There are a few individual sporting titles that require an almost unfathomable sense of bravado and swagger, a willful rejection of humility and full embrace of manifest destiny. One is the heavy weight champion of the world, where the winner must embrace the idea that he is the single baddest person on the planet and could basically beat everyone else up if need be. The second is the 100-meter dash champion – the fastest person in the world, whether it be in the men’s or women’s division. It takes a fair amount of, shall we say chutzpa, to think you can line up and run faster than everyone else. And I know there’s plenty of glamour races in track – say, the mile. But it’s not who can run across town the fastest. It’s who can get across the field before anyone else.
That title, or titles, have been awarded at this year’s World Track and Field Championships, and both the men’s and women’s crowns have gone to Americans that carry equal part swagger and chip on the championship shoulders. On the men’s side, Noah Lyles won the 100 after years of 200-meter dominance, including world titles in 2019 and 2022. And his performance was as flamboyant as it was exhilarating, including choreographed celebrations by his family after the title and quite a bit of showboating during each heat. And after he won, he made sure to remind everyone that no one thought he could win – even though a whole bunch of experts actually predicted he would win. That’s part of the psychology of world class sprinters, and really world champions across a bunch of sports – make it you against the world. Set up a bogeyman to race against beyond the other seven athletes in your heat. Which is part of the beauty of the 100-meter dash. It’s not simply that you have the physical ability to win the race – because honestly, a lot of people do. It's that you’ve manufactured the psychological condition to believe you can and should. That’s the swagger of the world’s fastest man, a far cry from the self-doubt that often inflicts athletes in longer and less instinctive events.

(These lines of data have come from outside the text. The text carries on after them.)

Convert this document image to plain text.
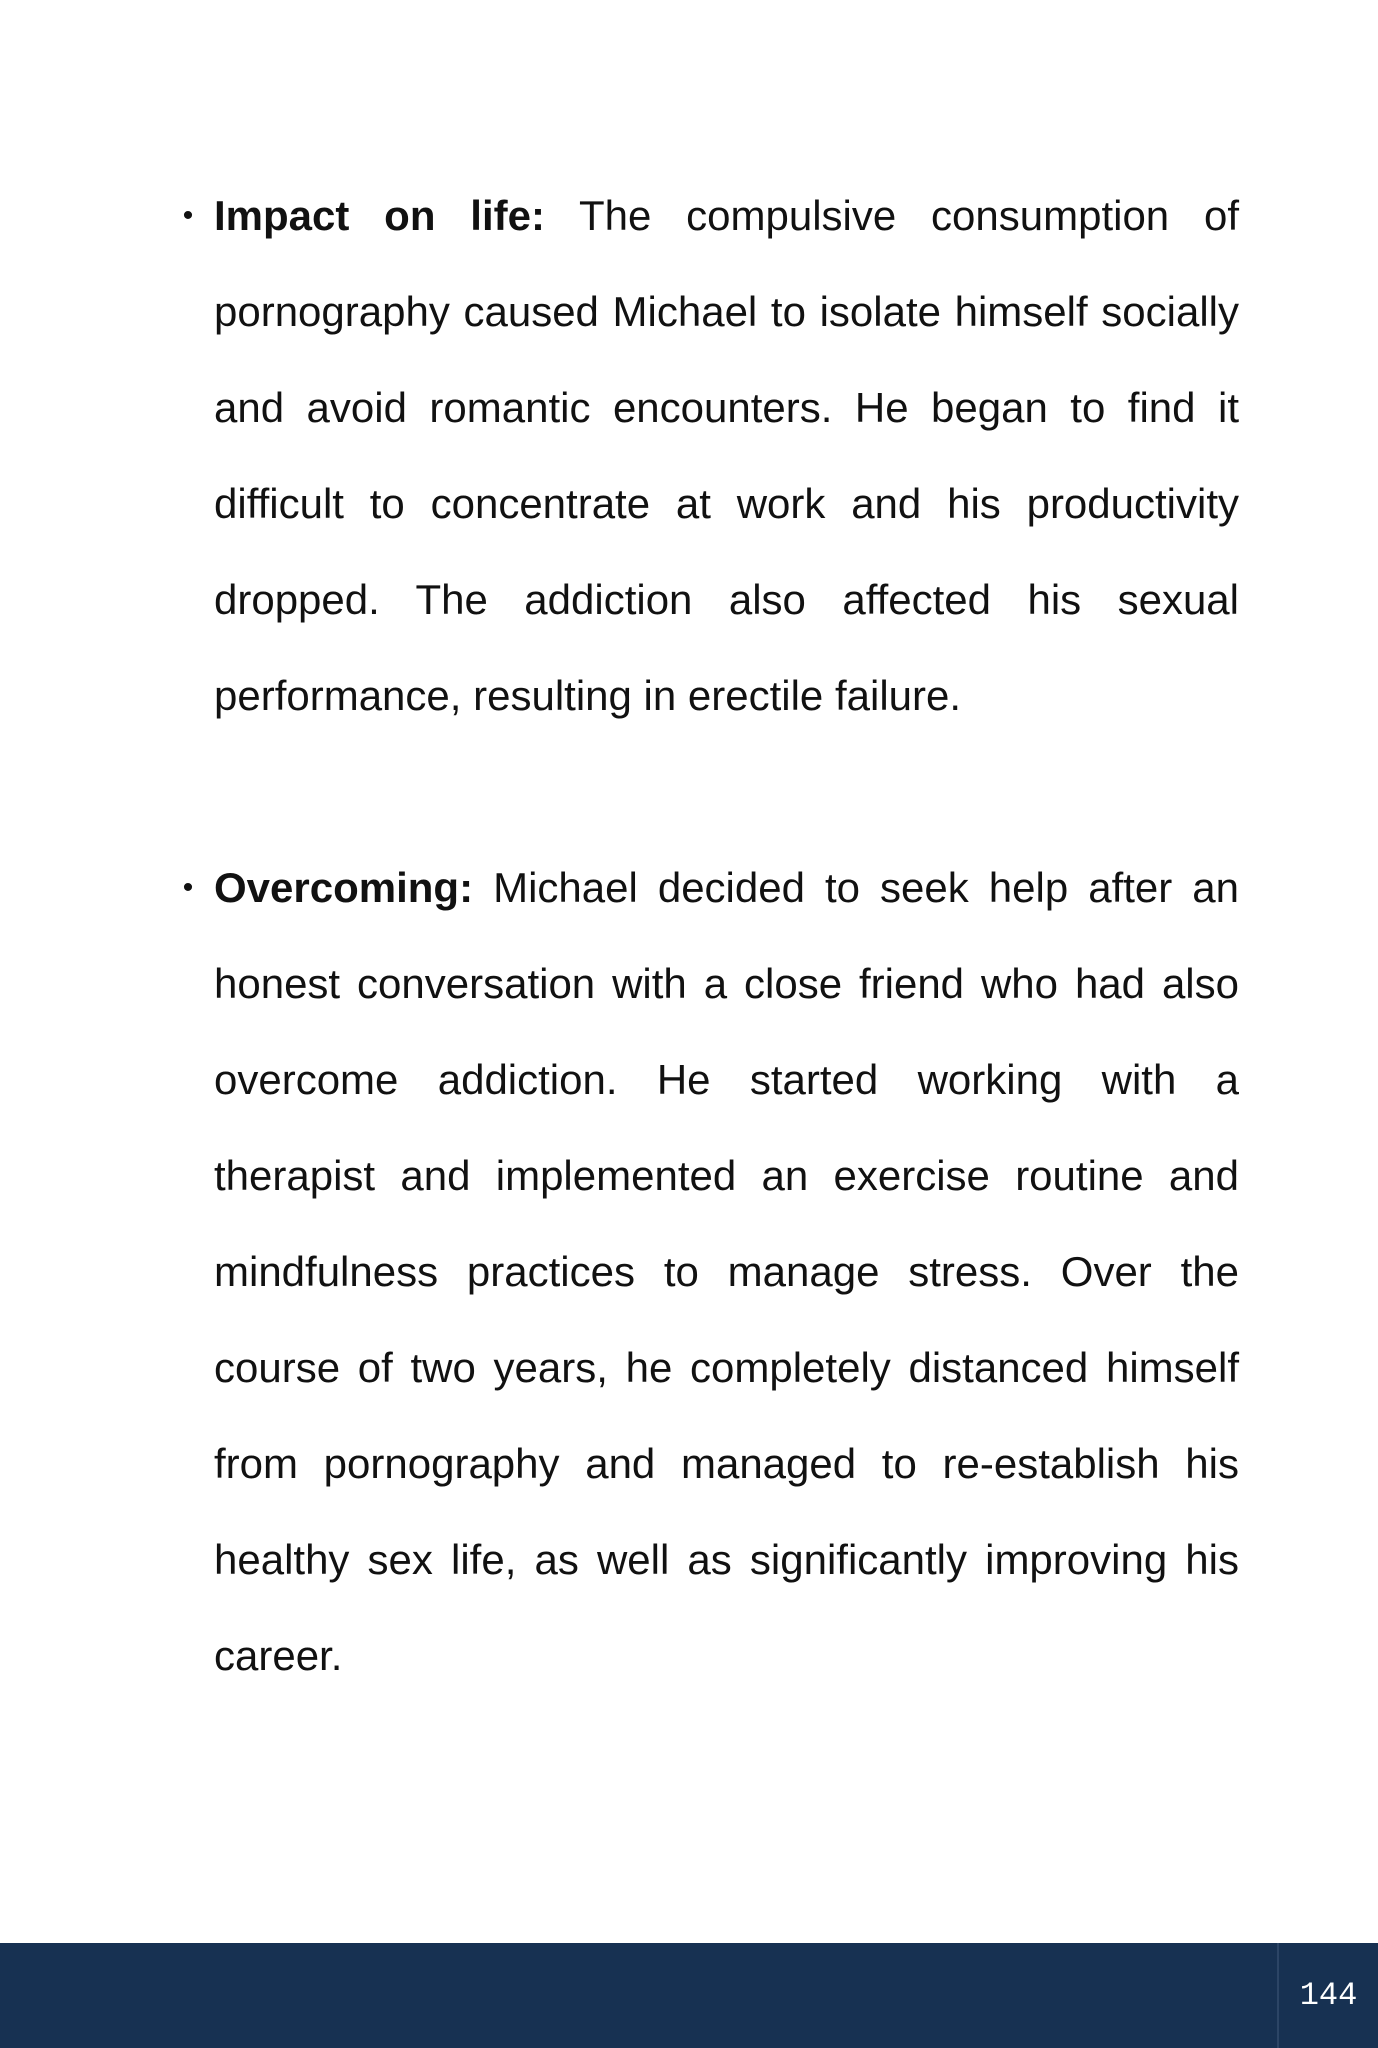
• Impact on life: The compulsive consumption of pornography caused Michael to isolate himself socially and avoid romantic encounters. He began to find it difficult to concentrate at work and his productivity dropped. The addiction also affected his sexual performance, resulting in erectile failure.
• Overcoming: Michael decided to seek help after an honest conversation with a close friend who had also overcome addiction. He started working with a therapist and implemented an exercise routine and mindfulness practices to manage stress. Over the course of two years, he completely distanced himself from pornography and managed to re-establish his healthy sex life, as well as significantly improving his career.
144
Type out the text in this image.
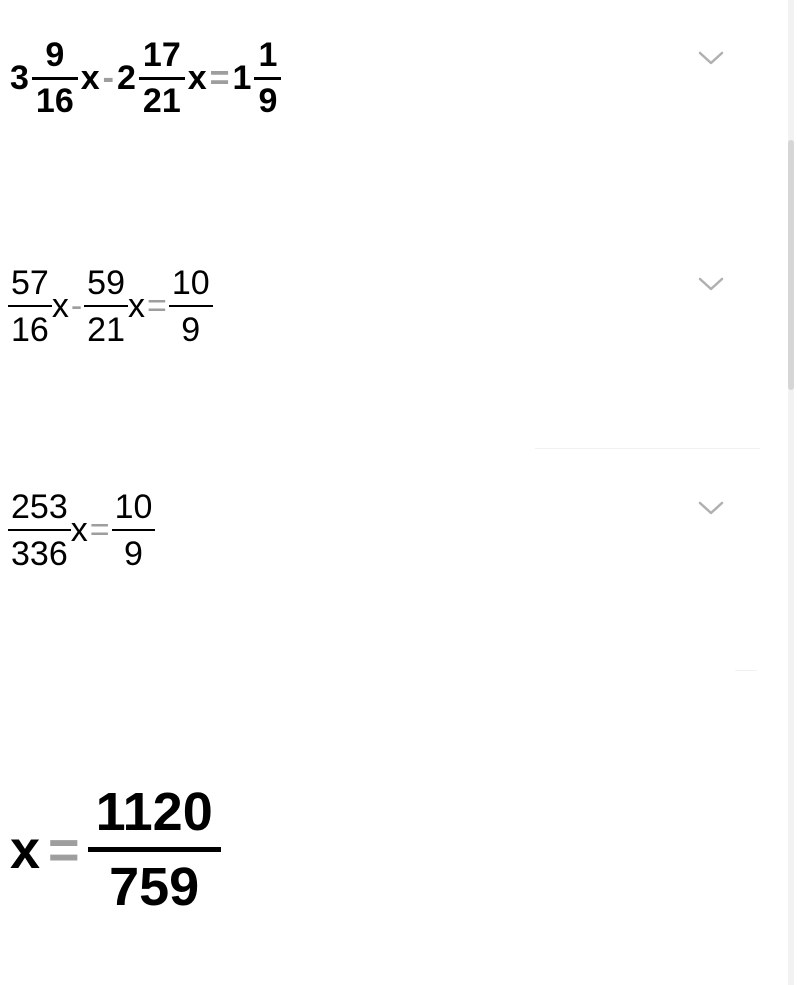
$3 \frac{9}{16}$ x - $2 \frac{17}{21}$ $x = 1 \frac{1}{9}$
$\frac{57}{16}$ x - $\frac{59}{21}$ $x = \frac{10}{9}$
$\frac{253}{336}$ $x = \frac{10}{9}$
x =
1120
759
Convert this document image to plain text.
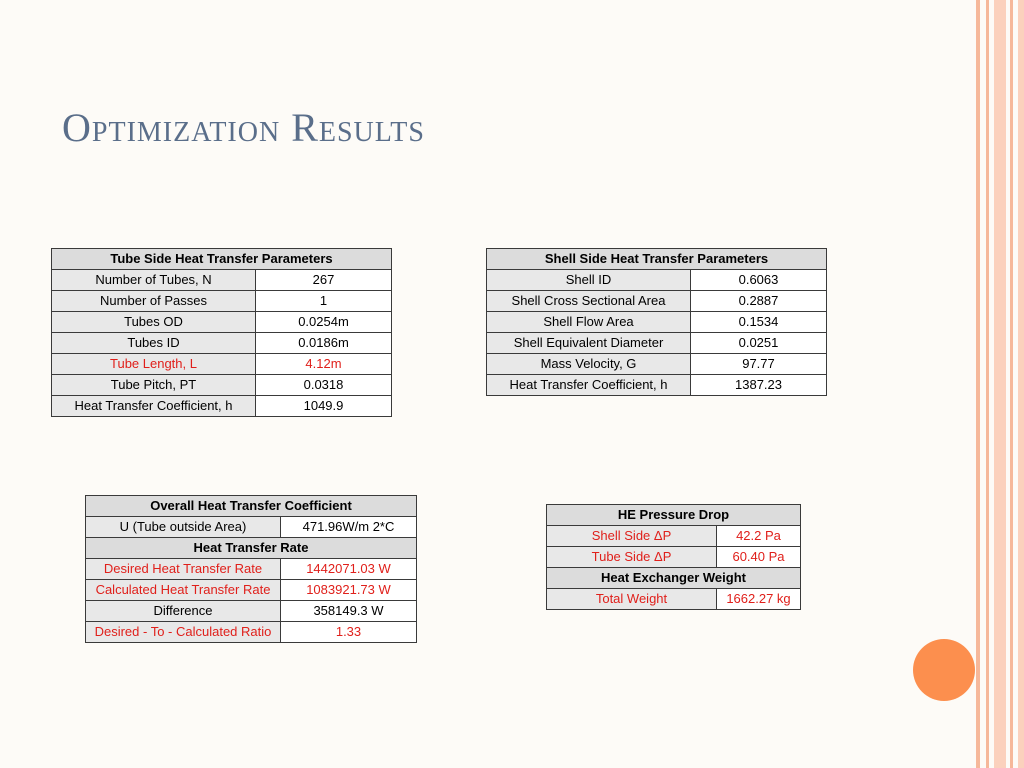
Optimization Results
Tube Side Heat Transfer Parameters	
Number of Tubes, N	267
Number of Passes	1
Tubes OD	0.0254m
Tubes ID	0.0186m
Tube Length, L	4.12m
Tube Pitch, PT	0.0318
Heat Transfer Coefficient, h	1049.9
Shell Side Heat Transfer Parameters	
Shell ID	0.6063
Shell Cross Sectional Area	0.2887
Shell Flow Area	0.1534
Shell Equivalent Diameter	0.0251
Mass Velocity, G	97.77
Heat Transfer Coefficient, h	1387.23
Overall Heat Transfer Coefficient	
U (Tube outside Area)	471.96W/m 2*C
Heat Transfer Rate	
Desired Heat Transfer Rate	1442071.03 W
Calculated Heat Transfer Rate	1083921.73 W
Difference	358149.3 W
Desired - To - Calculated Ratio	1.33
HE Pressure Drop	
Shell Side ΔP	42.2 Pa
Tube Side ΔP	60.40 Pa
Heat Exchanger Weight	
Total Weight	1662.27 kg
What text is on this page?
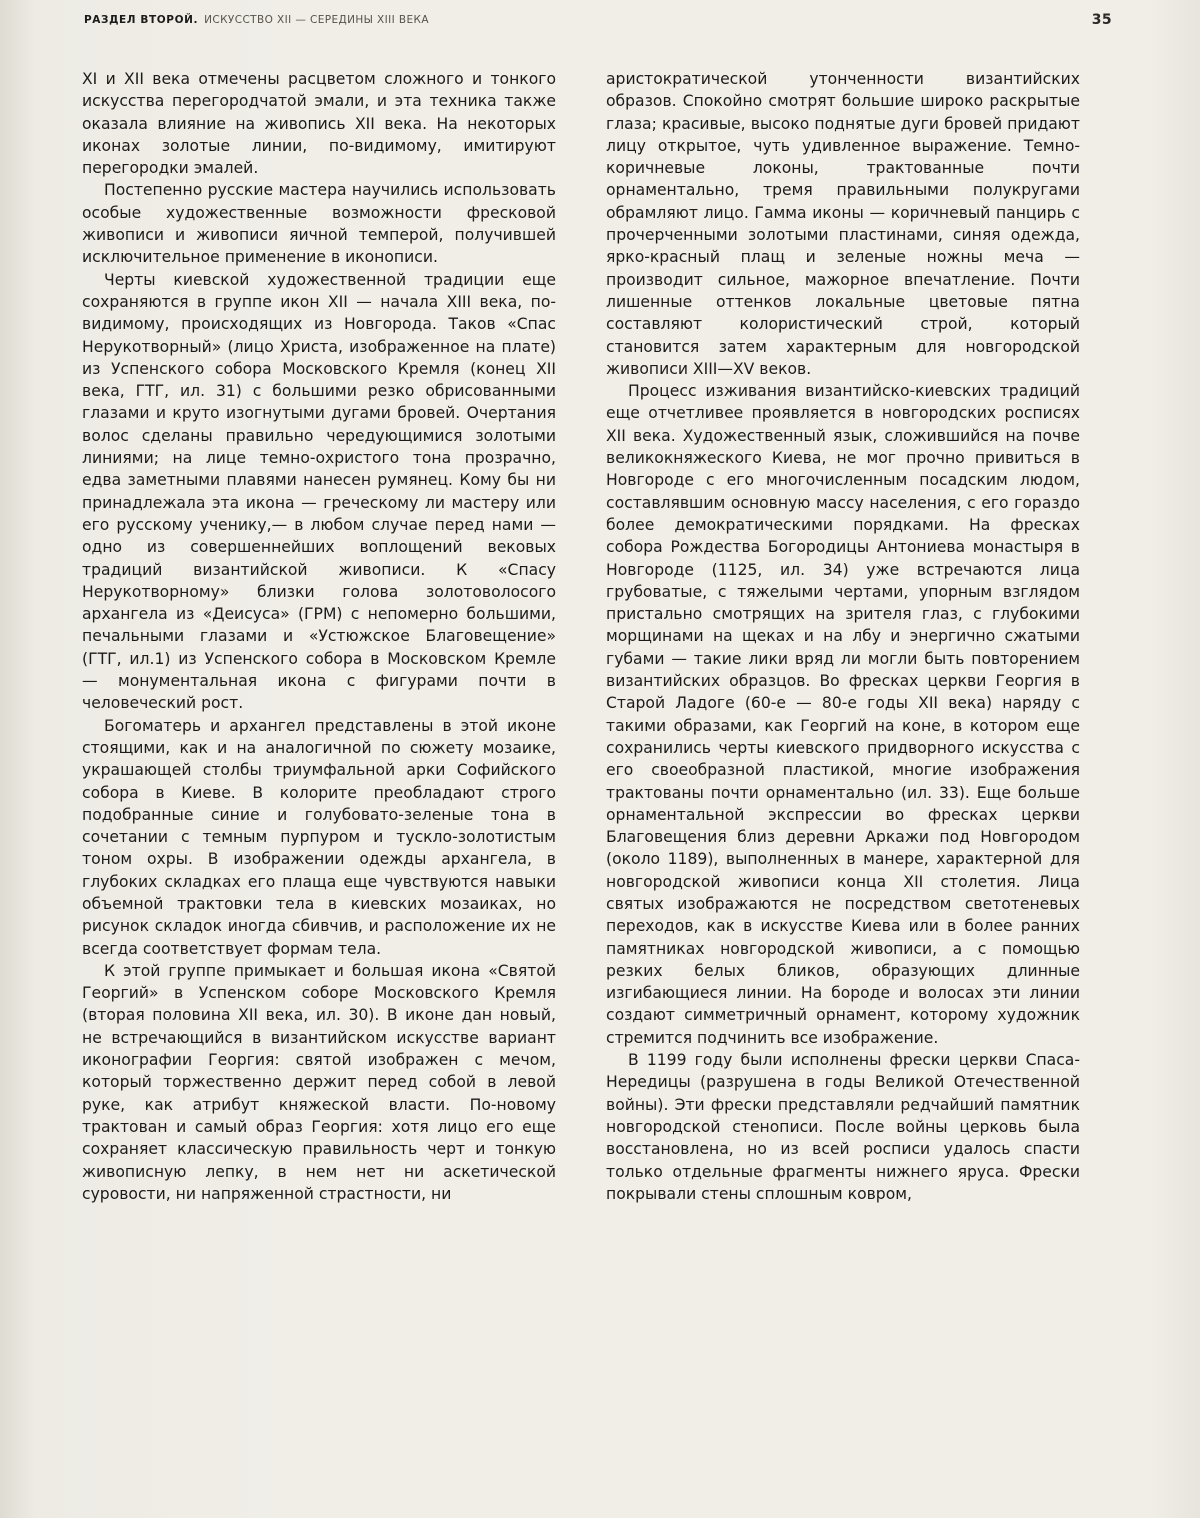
РАЗДЕЛ ВТОРОЙ. ИСКУССТВО XII — СЕРЕДИНЫ XIII ВЕКА	35

XI и XII века отмечены расцветом сложного и тонкого искусства перегородчатой эмали, и эта техника также оказала влияние на живопись XII века. На некоторых иконах золотые линии, по-видимому, имитируют перегородки эмалей.

Постепенно русские мастера научились использовать особые художественные возможности фресковой живописи и живописи яичной темперой, получившей исключительное применение в иконописи.

Черты киевской художественной традиции еще сохраняются в группе икон XII — начала XIII века, по-видимому, происходящих из Новгорода. Таков «Спас Нерукотворный» (лицо Христа, изображенное на плате) из Успенского собора Московского Кремля (конец XII века, ГТГ, ил. 31) с большими резко обрисованными глазами и круто изогнутыми дугами бровей. Очертания волос сделаны правильно чередующимися золотыми линиями; на лице темно-охристого тона прозрачно, едва заметными плавями нанесен румянец. Кому бы ни принадлежала эта икона — греческому ли мастеру или его русскому ученику,— в любом случае перед нами — одно из совершеннейших воплощений вековых традиций византийской живописи. К «Спасу Нерукотворному» близки голова золотоволосого архангела из «Деисуса» (ГРМ) с непомерно большими, печальными глазами и «Устюжское Благовещение» (ГТГ, ил.1) из Успенского собора в Московском Кремле — монументальная икона с фигурами почти в человеческий рост.

Богоматерь и архангел представлены в этой иконе стоящими, как и на аналогичной по сюжету мозаике, украшающей столбы триумфальной арки Софийского собора в Киеве. В колорите преобладают строго подобранные синие и голубовато-зеленые тона в сочетании с темным пурпуром и тускло-золотистым тоном охры. В изображении одежды архангела, в глубоких складках его плаща еще чувствуются навыки объемной трактовки тела в киевских мозаиках, но рисунок складок иногда сбивчив, и расположение их не всегда соответствует формам тела.

К этой группе примыкает и большая икона «Святой Георгий» в Успенском соборе Московского Кремля (вторая половина XII века, ил. 30). В иконе дан новый, не встречающийся в византийском искусстве вариант иконографии Георгия: святой изображен с мечом, который торжественно держит перед собой в левой руке, как атрибут княжеской власти. По-новому трактован и самый образ Георгия: хотя лицо его еще сохраняет классическую правильность черт и тонкую живописную лепку, в нем нет ни аскетической суровости, ни напряженной страстности, ни

аристократической утонченности византийских образов. Спокойно смотрят большие широко раскрытые глаза; красивые, высоко поднятые дуги бровей придают лицу открытое, чуть удивленное выражение. Темно-коричневые локоны, трактованные почти орнаментально, тремя правильными полукругами обрамляют лицо. Гамма иконы — коричневый панцирь с прочерченными золотыми пластинами, синяя одежда, ярко-красный плащ и зеленые ножны меча — производит сильное, мажорное впечатление. Почти лишенные оттенков локальные цветовые пятна составляют колористический строй, который становится затем характерным для новгородской живописи XIII—XV веков.

Процесс изживания византийско-киевских традиций еще отчетливее проявляется в новгородских росписях XII века. Художественный язык, сложившийся на почве великокняжеского Киева, не мог прочно привиться в Новгороде с его многочисленным посадским людом, составлявшим основную массу населения, с его гораздо более демократическими порядками. На фресках собора Рождества Богородицы Антониева монастыря в Новгороде (1125, ил. 34) уже встречаются лица грубоватые, с тяжелыми чертами, упорным взглядом пристально смотрящих на зрителя глаз, с глубокими морщинами на щеках и на лбу и энергично сжатыми губами — такие лики вряд ли могли быть повторением византийских образцов. Во фресках церкви Георгия в Старой Ладоге (60-е — 80-е годы XII века) наряду с такими образами, как Георгий на коне, в котором еще сохранились черты киевского придворного искусства с его своеобразной пластикой, многие изображения трактованы почти орнаментально (ил. 33). Еще больше орнаментальной экспрессии во фресках церкви Благовещения близ деревни Аркажи под Новгородом (около 1189), выполненных в манере, характерной для новгородской живописи конца XII столетия. Лица святых изображаются не посредством светотеневых переходов, как в искусстве Киева или в более ранних памятниках новгородской живописи, а с помощью резких белых бликов, образующих длинные изгибающиеся линии. На бороде и волосах эти линии создают симметричный орнамент, которому художник стремится подчинить все изображение.

В 1199 году были исполнены фрески церкви Спаса-Нередицы (разрушена в годы Великой Отечественной войны). Эти фрески представляли редчайший памятник новгородской стенописи. После войны церковь была восстановлена, но из всей росписи удалось спасти только отдельные фрагменты нижнего яруса. Фрески покрывали стены сплошным ковром,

The women’s champion, American Sha’Carri Richardson, had an even greater axe to grind, routed in her ban from the Tokyo Olympic games after testing positive for marijuana a month before. And then missing the World Championship team in 2022 with a poor showing in the national championships. All that, along with her outspoken personality, made her one of the more polarizing athletes heading into the games, one who openly proclaimed that she wasn’t back, she’s better. She proved that in winning the 100-meter World Title in a gaudy 10.65 and beating likely favorite Shericka Jackson of Jamaica. Her story has more ups and downs than a season of The Bachelor, and it also necessitated an intense amount of self-belief in the face of a strong head wind of ugly critique, including a social media backlash after her 2021 suspension.
Both of these athletes and their accomplishments remind us of a few things. First, it’s a reminder that when it comes to world class sprinting, America still reigns supreme. We may have lost a stranglehold on a bunch of global sports, including most recently women’s soccer, but no one can claim to be faster from point A to B than the US – Jamaica included. Second, sports like track sprinting may seem purely physical, from innate speed to reaction time to muscle composition and on and on. Things that can be trained and harnessed but are also born. And as much as nature and nurture are hand and hand in this quest, this sport is as much mental and psychological as anything else. Perhaps the single greatest similarity between Lyles and Richardson aren’t their physical gifts. It’s their believe that against unimaginable odds, they would succeed. That takes a strength that’s nearly as rare as speed itself, and why 100-meter champions are as rare breed.
And finally, their wins remind us that there is nothing better than a comeback story – even if Lyles had never really left. Watching an athlete win title after title – let’s say Roger Federer – is great. But watching someone win after being left for irrelevant? That’s the stuff of movies, and why we all want to believe that Michael Jordan was in fact cut from his high school basketball team, which didn’t really happen.
For now, it’s Noah Lyles and Sha’Carri Richardson’s world. And of course, they knew it all along.